Отметим, что самыми непримиримыми критиками Солженицына были высокопоставленные интеллектуалы, чей символический капитал заключался в представлении господствующих идей социалистического реализма, корнями уходившего в тридцатые и сороковые годы. Эта художественная позиция была официально освящена Сталинской (в 1956 г. переименованной в Государственную) премией в области литературы и искусства, лауреаты которой получали возможность восхождения на высшие посты в творческих союзах со всеми вытекающими привилегиями и властными полномочиями. По крайней мере в первые годы нападки официальных критиков и писателей-лауреатов на Солженицына не были официально санкционированной кампанией идеологического цензорства. Скорее, они представляли собой автоматическую реакцию деятелей культуры во власти, вполне обоснованно усмотревших в публикации произведений Солженицына и его единомышленников угрозу собственному статусу и престижу. Подобный вид реакционного отпора уместнее назвать сталинизмом по положению, нежели по убеждению. Кампания осуждения Солженицына и подобных ему иконоборцев способствовала сплочению консерваторов, изрядно напуганных политикой Хрущева. Эта аудитория состояла из членов элиты идеологического, административного аппарата или органов безопасности советского государства высшего или среднего звена (как в Москве, так и в национальных столицах), которые стали складываться в группировки единомышленников.

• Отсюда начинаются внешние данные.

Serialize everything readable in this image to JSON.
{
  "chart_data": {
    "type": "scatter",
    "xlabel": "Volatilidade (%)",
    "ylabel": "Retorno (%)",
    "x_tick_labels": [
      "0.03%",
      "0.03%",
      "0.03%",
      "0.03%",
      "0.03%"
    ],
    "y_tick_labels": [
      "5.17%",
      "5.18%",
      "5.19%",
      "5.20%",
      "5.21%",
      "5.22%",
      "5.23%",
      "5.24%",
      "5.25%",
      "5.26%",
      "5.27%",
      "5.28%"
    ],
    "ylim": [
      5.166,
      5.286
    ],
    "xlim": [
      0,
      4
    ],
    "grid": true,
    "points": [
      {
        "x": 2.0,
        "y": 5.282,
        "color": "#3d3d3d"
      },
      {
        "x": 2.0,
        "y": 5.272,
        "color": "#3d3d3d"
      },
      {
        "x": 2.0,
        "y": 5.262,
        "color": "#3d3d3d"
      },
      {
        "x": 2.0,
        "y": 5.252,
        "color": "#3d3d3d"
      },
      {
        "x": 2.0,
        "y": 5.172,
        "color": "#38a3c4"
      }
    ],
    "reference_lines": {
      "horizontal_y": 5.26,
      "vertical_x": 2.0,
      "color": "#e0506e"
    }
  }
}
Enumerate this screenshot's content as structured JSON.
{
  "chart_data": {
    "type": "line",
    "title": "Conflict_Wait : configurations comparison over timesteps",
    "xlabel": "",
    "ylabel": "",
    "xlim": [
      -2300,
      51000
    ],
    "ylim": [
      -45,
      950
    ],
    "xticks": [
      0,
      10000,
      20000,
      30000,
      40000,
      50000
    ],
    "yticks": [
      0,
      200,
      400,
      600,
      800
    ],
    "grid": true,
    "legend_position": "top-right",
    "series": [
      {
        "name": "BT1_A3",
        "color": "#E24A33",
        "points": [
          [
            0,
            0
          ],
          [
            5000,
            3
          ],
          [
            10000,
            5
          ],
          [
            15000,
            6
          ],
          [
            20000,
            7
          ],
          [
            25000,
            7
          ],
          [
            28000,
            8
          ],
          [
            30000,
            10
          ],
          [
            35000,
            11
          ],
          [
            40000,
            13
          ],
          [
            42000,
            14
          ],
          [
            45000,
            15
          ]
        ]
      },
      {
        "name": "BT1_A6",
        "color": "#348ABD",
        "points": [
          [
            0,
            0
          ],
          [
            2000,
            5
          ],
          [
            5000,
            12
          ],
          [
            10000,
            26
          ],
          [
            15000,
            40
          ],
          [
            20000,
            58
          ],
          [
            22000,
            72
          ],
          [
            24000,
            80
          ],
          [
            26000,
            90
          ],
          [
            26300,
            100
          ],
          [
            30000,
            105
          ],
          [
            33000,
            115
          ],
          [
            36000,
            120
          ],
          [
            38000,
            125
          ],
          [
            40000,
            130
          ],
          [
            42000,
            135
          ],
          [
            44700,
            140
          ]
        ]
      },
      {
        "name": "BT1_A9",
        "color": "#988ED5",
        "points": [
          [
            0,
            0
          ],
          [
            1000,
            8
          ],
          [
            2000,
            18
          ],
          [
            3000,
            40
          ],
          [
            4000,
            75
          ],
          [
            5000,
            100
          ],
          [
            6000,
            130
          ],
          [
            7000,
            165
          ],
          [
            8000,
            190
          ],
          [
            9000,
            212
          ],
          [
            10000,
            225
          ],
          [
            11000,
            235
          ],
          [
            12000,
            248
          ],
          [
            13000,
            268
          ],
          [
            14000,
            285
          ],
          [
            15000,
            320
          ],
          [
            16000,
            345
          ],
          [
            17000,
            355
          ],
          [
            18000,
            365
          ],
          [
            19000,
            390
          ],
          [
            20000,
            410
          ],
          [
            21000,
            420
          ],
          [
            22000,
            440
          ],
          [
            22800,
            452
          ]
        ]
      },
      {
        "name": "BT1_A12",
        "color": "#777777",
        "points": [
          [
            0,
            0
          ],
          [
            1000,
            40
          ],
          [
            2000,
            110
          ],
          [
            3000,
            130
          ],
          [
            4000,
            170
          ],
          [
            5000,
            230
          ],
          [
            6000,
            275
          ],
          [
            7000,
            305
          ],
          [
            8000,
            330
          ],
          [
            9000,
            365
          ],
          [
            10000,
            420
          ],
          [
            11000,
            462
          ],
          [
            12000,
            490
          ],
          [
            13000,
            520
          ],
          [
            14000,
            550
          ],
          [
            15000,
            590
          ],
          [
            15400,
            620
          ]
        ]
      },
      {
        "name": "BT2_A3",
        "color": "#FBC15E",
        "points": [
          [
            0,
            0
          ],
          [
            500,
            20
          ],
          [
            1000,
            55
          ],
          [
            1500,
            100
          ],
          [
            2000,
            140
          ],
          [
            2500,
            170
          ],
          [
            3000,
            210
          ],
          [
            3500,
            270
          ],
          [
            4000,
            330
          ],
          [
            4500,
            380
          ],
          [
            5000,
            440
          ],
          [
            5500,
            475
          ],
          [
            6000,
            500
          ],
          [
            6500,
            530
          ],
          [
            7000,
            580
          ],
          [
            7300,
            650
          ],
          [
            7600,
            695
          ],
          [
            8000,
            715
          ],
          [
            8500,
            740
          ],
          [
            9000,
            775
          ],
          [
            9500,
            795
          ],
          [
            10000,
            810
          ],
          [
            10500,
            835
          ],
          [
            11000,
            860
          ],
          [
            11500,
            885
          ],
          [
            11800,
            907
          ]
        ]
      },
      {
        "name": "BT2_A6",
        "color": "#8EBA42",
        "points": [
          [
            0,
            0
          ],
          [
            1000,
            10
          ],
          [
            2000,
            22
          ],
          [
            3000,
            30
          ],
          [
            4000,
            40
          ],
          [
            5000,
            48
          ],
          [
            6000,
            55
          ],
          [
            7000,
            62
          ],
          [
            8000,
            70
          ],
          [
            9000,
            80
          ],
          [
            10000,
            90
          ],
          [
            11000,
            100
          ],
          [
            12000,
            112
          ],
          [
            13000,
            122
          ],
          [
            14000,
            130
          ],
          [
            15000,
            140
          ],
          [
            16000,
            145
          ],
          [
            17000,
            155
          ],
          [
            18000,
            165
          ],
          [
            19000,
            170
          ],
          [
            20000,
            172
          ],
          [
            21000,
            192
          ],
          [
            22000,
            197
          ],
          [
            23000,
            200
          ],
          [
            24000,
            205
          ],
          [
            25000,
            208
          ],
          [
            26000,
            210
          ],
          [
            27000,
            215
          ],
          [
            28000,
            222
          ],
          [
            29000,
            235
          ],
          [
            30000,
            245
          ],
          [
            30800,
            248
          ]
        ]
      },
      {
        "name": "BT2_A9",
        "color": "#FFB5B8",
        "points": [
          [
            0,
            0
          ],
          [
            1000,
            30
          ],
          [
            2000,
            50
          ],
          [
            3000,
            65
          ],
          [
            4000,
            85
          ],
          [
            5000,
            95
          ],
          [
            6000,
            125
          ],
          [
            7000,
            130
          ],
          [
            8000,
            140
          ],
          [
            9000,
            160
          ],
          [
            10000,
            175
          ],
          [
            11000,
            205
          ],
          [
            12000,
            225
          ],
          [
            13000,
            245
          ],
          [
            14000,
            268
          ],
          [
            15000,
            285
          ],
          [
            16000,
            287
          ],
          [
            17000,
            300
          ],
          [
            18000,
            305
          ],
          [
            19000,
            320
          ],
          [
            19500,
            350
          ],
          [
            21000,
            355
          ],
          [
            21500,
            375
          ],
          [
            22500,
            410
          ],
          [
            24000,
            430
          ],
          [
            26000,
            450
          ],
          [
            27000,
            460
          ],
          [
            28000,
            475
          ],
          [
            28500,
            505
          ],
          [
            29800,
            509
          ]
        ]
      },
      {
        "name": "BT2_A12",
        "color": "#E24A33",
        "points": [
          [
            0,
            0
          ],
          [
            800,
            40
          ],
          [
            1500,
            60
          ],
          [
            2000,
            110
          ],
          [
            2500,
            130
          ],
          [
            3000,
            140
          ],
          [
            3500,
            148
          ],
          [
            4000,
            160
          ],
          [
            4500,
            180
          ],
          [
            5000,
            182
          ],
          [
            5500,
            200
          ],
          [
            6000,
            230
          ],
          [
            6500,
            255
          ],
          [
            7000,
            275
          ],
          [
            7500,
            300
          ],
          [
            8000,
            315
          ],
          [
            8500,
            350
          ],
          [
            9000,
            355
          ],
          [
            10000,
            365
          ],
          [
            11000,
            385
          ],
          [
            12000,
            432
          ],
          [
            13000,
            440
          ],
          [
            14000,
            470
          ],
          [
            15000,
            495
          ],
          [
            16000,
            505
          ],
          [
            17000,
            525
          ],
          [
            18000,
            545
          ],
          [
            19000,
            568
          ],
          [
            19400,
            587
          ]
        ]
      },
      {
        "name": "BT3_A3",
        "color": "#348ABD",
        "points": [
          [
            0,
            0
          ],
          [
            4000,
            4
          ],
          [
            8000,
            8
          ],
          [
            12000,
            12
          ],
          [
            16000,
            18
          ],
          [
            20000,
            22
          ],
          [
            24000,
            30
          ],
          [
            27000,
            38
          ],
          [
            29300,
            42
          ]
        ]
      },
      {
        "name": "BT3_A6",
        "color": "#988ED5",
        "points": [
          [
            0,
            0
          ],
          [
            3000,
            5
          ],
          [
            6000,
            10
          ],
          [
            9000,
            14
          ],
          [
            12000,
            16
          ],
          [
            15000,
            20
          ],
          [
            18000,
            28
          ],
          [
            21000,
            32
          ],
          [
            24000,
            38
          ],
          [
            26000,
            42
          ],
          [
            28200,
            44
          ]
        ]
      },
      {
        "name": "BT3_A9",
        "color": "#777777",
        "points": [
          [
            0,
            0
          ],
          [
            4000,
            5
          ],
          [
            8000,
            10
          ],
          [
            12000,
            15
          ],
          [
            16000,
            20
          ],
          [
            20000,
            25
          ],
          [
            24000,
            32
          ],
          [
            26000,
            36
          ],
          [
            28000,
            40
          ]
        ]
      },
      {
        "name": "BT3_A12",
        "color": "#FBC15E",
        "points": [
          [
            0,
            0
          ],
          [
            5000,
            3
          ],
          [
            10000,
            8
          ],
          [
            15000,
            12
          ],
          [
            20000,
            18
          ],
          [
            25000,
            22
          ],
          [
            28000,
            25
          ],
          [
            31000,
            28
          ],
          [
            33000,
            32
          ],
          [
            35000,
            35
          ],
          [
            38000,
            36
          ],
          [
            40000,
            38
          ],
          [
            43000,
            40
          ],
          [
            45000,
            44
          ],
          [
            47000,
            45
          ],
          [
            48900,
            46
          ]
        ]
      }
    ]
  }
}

Есть определенная ирония в том факте, что восставшие консерваторы выиграли от процесса десталинизации едва ли не больше, чем остальное советское общество. Именно избавление от угрозы репрессий создало относительно безопасную возможность устраивать фракционные заговоры, в конечном счете направленные против верховного руководителя страны. В начале 1960-x гг., повторим, реакция была не официальной позицией, а своеобразным общественным движением, зародившимся в недрах партийно-административных органов, и ставившим стратегической задачей предотвращение дальнейшей радикализации хрущевской программы реформ[80]. Консервативная контрпрограмма не предполагала полномасштабной реставрации сталинизма по той вполне естественной причине, что сами реакционеры менее всего желали лишиться новообретенной безопасности. Противники «оттепели» были готовы приветствовать реформы, направленные на повышение эффективности собственного государства, при условии их чисто технократического характера, без угрозы устоям. Собственно, контролируемая постепенность и есть суть современного консерватизма. Результатом стал не возврат к сталинскому прошлому, а политическая инновация, которой вполне приличествует внутренне противоречивое название «коммунистический консерватизм». При жизни Сталина консерватизм был немыслимым, поскольку советское государство и его идеология находились в постоянном движении. Внутренняя борьба разворачивалась вокруг вопроса выбора пути продвижения вперед; потерпевшие поражение фракции объявлялись раскольническими и устранялись физически. Напротив, несмотря на вызываемое десталинизацией раздражение, именно отмена террора позволила стабилизировать поле власти и тем самым сделала возможным консерватизм.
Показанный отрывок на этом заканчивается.